Joe Biden may be the clear leader in the race to win the Democratic nomination, but Bernie Sanders isn’t out just yet. His continued legitimacy throughout the presidential primary race has sounded alarms not just for Republicans, but for mainstream, moderate Democrats. Why? One look at some of his policy positions and it’s pretty clear. From his praise of notorious communist dictator Fidel Castro, to his $60 trillion agenda, his policy proposals are viewed by many on his own side of the aisle as extreme and radical.
While Sanders’ stances on things like healthcare, taxes, and defense spending might be soaking up all the headlines, there are other issues he endorses that are equally as troubling, especially to farmers like me. Buried in his policy platform is support for a national “right to repair” policy. So far, so-called “right to repair” or “fair repair” bills have only been brought up at the state level and have failed to pass in every state, regardless of the political party in charge. That’s because this policy, despite how nice it sounds, is misleading and would actually do more harm than good for the agriculture community.
“Right to repair” bills aren’t actually about the right to repair equipment — it’s already legal for farmers to repair their equipment and it’s their right to maintain their tractors, combines, and other farming gear. But special interest groups are taking advantage of farmers in order to get access to code. They want to gain unfettered access to the equipment’s technology, which isn’t necessary for equipment owners to perform most maintenance and repair tasks. This policy would give bad actors a loophole by making their nefarious activities, like stealing and modifying embedded code, legal.
This would have all kinds of negative consequences for farmers and the agriculture community as a whole. These illegal modifications would undermine the equipment’s safety and emissions controls, and reduce durability, reliability and resale value. It will also shorten the equipment’s lifespan, putting at risk the hundreds of thousands of dollars that farmers and ranchers invest in their machinery.
It’s clear that “right to repair” advocates are exploiting a false narrative to further their agenda.
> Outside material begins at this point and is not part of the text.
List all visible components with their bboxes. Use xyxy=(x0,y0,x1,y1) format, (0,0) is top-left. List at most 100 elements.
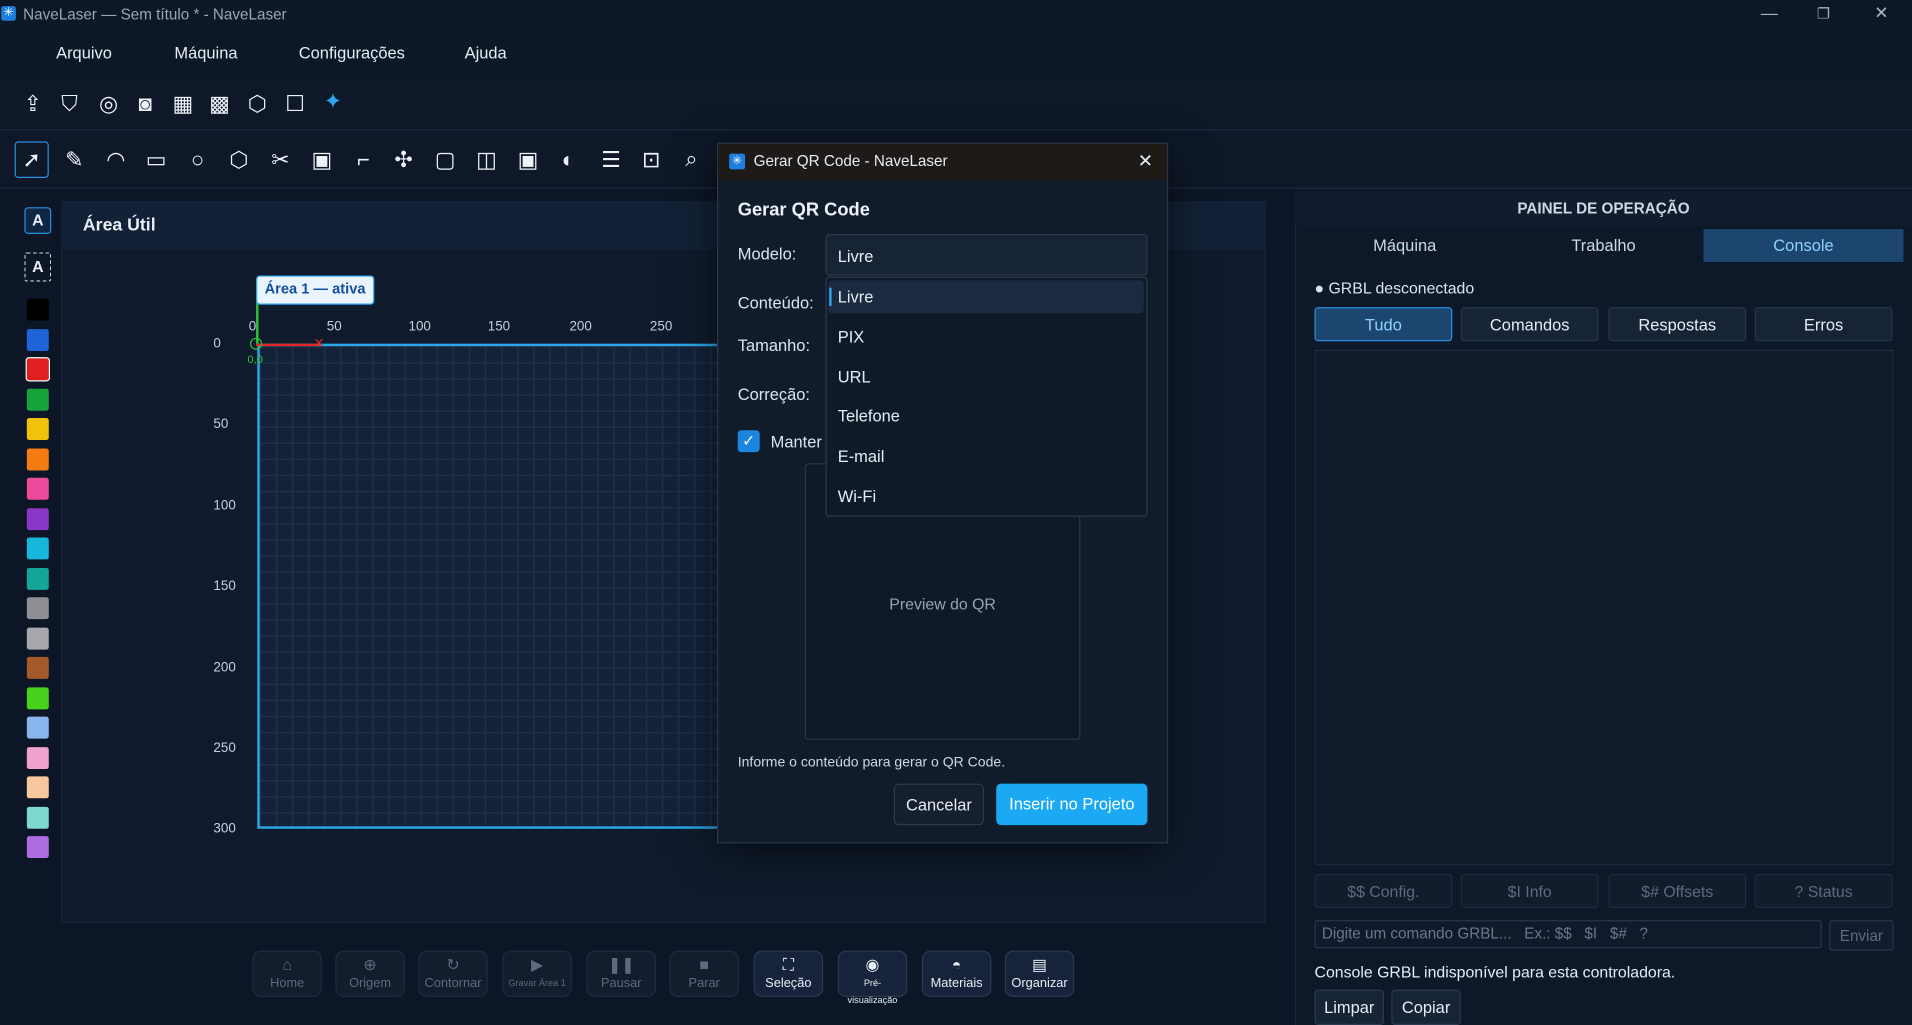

Maybe that is why every state that has previously introduced “right to repair” bills failed to pass the legislation. Lawmakers on both sides of the aisle in leading agriculture states from Iowa to New York, and in my own state of North Dakota, were not fooled by the hidden intentions of overly broad "right to repair" bills, especially at the expense of hard-working farmers and ranchers.
Modern-era technology allows farmers to operate more efficiently by better utilizing their resources. Innovative technology, like precision agriculture, is intended to improve the livelihood of farmers and ranchers. The farming industry has changed dramatically for the better over the past few decades, thanks in part, to investments in new technologies.
Bernie Sanders clearly does not understand this, and has decided to embrace another fringe, unpopular policy that will hurt the people he’s trying to support. Allowing bad actors to tamper with and have access to equipment’s embedded code undermines the hard-work manufacturers put into providing the latest high-tech features to make farmers’ lives better.
The U.S. agriculture industry will only continue to thrive if smart policies are in place to foster new innovative ideas, which means our politicians — at the state and national level — should stay away from “right to repair” bills.